Even the single-hearted piety of unmarried females is derided. Who has not heard such ribaldry as this, “O, she’s getting religion now that she can’t get a husband?” But it is the inspired Apostle who says, “The unmarried woman careth for the things of the Lord, that she may be holy both in body and in spirit.” Thus do we see oftenest in the single woman that perfect love to God, which manifests itself in love to all his creatures.

For our part, we venerate the very name of Old Maid—its heroism, its benevolence, its piety! Ye, who are blessed with an Aunt Fanny, an Aunt Polly, or an Aunt Betsy—names too venerable to be spelled with the modern ie, which in your own, perchance, is substituted for the old-fashioned y—do ye ever think that, though unwedded, she has a heart alive with all human sympathies? Ah, you cannot but feel this in her countless ministrations for your comfort. But do you ever realize that she feels, not loved for herself in return, but for her deeds, and weeps silently under the consciousness that when her lonely, loving life ceases on earth, not she, but her offices of kindness will be missed and mourned for?

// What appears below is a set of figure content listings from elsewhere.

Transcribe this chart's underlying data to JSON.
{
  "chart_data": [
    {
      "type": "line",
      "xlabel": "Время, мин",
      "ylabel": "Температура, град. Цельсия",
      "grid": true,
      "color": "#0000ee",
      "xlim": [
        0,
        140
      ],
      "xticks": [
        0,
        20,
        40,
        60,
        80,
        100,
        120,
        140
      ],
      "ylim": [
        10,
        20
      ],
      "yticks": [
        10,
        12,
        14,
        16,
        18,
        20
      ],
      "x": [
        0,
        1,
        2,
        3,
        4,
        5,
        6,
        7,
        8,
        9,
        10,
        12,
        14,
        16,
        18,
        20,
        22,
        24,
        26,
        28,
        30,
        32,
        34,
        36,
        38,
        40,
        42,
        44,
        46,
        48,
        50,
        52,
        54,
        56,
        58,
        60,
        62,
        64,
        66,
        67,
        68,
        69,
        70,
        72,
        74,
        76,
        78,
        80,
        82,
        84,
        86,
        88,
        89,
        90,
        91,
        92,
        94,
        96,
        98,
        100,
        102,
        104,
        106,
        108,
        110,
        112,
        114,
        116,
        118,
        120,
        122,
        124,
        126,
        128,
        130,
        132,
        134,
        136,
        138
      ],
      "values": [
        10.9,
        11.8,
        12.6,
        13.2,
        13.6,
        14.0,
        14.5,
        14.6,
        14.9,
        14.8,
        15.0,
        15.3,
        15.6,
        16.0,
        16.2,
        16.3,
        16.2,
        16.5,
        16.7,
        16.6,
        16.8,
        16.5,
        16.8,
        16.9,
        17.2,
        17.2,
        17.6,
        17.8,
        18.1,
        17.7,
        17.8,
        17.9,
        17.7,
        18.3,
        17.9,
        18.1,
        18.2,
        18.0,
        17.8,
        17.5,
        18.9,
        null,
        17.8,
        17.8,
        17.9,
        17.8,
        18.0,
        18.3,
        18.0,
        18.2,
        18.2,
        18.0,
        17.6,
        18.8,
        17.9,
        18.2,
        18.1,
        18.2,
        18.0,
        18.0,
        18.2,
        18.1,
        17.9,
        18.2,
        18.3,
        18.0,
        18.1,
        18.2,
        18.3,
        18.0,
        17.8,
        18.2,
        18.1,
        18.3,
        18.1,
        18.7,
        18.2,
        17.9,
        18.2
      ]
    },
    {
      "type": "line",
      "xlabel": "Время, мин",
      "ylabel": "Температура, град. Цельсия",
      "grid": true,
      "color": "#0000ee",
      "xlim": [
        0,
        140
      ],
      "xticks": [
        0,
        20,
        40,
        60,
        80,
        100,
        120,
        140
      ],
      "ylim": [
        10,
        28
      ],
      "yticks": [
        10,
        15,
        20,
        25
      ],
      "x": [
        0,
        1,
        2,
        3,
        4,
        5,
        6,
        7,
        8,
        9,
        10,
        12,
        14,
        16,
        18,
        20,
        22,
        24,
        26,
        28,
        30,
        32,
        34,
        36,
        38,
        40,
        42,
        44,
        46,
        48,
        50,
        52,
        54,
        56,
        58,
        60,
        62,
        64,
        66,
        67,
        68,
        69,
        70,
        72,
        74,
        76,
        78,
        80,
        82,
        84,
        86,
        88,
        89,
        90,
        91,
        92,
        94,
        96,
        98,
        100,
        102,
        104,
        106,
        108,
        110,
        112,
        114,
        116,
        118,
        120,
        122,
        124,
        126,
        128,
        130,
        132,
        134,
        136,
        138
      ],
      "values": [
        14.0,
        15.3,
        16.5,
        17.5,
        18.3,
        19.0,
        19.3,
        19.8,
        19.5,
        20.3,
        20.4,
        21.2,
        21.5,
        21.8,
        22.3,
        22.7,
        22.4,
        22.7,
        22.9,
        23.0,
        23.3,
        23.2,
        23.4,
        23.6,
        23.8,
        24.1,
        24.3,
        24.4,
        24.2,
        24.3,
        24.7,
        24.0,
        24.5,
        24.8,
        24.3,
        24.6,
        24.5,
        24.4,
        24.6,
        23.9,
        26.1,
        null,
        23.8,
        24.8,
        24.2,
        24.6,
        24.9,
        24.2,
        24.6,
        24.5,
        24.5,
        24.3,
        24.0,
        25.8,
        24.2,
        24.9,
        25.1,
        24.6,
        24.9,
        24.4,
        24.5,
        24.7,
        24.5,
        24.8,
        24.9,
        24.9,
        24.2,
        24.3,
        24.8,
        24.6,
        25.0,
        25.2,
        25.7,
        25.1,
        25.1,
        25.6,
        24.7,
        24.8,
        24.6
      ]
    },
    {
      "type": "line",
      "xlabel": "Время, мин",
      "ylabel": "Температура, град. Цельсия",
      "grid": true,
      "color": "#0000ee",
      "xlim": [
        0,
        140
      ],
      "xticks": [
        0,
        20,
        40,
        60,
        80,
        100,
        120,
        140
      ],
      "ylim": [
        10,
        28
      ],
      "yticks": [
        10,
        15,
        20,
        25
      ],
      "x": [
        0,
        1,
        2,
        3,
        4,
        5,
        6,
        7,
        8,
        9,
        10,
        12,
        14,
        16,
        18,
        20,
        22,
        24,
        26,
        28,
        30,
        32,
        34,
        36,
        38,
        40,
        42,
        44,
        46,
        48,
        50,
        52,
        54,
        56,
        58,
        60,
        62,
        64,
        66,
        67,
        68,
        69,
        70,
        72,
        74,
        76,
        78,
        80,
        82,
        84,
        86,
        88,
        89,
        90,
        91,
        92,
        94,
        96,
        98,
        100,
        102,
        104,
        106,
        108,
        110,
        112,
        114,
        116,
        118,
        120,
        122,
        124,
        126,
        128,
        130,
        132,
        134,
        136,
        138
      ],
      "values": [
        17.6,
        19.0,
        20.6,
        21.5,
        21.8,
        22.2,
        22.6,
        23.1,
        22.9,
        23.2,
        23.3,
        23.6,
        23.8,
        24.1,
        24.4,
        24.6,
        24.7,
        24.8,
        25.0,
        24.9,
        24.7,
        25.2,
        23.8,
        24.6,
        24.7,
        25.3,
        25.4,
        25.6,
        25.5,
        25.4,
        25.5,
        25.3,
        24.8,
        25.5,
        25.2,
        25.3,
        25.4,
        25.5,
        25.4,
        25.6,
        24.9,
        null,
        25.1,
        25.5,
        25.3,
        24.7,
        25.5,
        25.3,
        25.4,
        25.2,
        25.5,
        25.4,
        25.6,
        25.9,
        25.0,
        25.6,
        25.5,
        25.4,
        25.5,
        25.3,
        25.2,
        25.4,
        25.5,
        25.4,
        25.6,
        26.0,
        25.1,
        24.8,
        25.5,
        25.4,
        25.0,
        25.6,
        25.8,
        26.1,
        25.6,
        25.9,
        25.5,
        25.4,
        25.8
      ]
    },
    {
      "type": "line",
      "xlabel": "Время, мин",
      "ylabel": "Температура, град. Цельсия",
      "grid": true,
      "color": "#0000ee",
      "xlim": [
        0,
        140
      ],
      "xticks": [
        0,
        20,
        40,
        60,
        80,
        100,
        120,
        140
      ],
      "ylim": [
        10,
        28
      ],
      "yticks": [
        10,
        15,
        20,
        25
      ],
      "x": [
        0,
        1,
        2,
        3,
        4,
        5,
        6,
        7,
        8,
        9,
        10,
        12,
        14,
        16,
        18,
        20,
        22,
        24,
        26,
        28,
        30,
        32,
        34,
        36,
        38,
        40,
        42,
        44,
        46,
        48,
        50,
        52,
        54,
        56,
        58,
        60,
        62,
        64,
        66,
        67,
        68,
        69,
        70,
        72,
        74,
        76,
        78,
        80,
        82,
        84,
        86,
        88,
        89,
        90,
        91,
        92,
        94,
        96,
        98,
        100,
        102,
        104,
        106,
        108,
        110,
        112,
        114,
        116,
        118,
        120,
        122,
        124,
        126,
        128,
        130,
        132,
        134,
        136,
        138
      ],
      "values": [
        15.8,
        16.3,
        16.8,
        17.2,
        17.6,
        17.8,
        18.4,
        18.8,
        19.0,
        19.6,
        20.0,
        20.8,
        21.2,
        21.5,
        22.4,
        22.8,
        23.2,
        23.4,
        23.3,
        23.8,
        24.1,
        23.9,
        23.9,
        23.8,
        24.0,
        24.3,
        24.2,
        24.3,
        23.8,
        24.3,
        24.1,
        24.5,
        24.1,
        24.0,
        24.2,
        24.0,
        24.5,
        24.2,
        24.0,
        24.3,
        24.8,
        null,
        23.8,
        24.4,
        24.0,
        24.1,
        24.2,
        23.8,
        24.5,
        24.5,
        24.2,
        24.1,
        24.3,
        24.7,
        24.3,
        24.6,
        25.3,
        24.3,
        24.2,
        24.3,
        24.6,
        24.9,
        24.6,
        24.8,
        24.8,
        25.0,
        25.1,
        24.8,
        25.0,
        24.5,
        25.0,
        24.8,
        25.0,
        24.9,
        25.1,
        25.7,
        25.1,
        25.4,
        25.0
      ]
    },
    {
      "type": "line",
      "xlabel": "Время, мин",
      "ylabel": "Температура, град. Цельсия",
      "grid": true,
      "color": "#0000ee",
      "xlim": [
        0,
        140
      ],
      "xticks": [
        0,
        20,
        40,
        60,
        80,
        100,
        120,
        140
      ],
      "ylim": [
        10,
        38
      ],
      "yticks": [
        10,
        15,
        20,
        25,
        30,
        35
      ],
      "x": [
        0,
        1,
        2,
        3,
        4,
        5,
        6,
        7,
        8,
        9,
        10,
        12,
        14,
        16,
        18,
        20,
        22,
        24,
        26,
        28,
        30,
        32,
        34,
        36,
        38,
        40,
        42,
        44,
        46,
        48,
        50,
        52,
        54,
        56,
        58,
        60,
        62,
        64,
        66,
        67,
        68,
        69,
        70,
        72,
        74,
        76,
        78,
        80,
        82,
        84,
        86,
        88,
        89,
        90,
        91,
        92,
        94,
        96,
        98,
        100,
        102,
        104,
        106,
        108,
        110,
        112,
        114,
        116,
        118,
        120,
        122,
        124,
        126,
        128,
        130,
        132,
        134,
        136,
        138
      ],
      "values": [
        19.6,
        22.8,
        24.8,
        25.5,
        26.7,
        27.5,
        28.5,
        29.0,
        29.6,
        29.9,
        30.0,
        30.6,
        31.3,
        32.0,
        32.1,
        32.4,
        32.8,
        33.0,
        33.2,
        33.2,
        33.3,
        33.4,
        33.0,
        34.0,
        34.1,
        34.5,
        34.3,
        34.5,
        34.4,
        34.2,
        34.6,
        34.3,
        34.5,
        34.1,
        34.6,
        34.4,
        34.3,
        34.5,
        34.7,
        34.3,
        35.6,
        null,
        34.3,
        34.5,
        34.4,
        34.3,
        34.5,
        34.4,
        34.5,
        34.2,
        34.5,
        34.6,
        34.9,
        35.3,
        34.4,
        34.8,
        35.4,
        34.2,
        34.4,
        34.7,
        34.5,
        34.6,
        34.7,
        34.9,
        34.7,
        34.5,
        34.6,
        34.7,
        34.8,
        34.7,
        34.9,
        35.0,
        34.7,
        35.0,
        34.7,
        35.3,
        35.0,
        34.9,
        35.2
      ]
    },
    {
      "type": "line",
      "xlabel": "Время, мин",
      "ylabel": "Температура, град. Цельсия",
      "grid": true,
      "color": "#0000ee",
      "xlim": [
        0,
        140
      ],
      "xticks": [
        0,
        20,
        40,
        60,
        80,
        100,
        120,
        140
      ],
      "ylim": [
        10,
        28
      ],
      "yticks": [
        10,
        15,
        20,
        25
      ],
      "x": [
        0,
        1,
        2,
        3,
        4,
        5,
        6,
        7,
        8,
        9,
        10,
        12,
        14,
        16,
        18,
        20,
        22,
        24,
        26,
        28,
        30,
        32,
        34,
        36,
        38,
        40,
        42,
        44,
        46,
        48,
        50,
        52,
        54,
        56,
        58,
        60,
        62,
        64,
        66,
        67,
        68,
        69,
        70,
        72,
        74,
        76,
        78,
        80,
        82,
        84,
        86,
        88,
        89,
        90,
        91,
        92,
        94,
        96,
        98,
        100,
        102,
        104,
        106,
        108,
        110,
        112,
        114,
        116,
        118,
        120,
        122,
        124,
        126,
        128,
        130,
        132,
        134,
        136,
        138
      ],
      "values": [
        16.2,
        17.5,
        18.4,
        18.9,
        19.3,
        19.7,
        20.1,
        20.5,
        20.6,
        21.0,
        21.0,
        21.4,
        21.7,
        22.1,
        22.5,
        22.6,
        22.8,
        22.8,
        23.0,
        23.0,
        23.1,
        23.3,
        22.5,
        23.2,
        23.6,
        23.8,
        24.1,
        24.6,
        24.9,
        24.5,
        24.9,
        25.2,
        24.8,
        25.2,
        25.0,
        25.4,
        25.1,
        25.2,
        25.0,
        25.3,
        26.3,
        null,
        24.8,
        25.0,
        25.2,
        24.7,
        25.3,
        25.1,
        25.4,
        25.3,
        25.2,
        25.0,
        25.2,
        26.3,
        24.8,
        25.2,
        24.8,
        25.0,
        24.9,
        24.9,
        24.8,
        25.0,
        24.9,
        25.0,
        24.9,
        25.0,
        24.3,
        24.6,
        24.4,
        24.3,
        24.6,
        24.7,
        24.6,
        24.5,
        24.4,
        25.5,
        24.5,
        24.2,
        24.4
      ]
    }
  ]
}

Such are some of the obscurer subjects of the vulgar prejudice against “Old Maids;” and if these noiseless, yet immortalized individuals, “whose names are written in the Book of Life,” are such invaluable members of the household and of society; what shall we say of Hannah More, of Joanna Baillie, of Maria Edgeworth, of Jane Taylor, of our own Miss Dix, and of a host of others, whose names are written in the universal heart; some of whom “do rest from their labours,” and all of whose works shall live after them? For ever honoured, and through these renowned, be the sisterhood of Old Maids.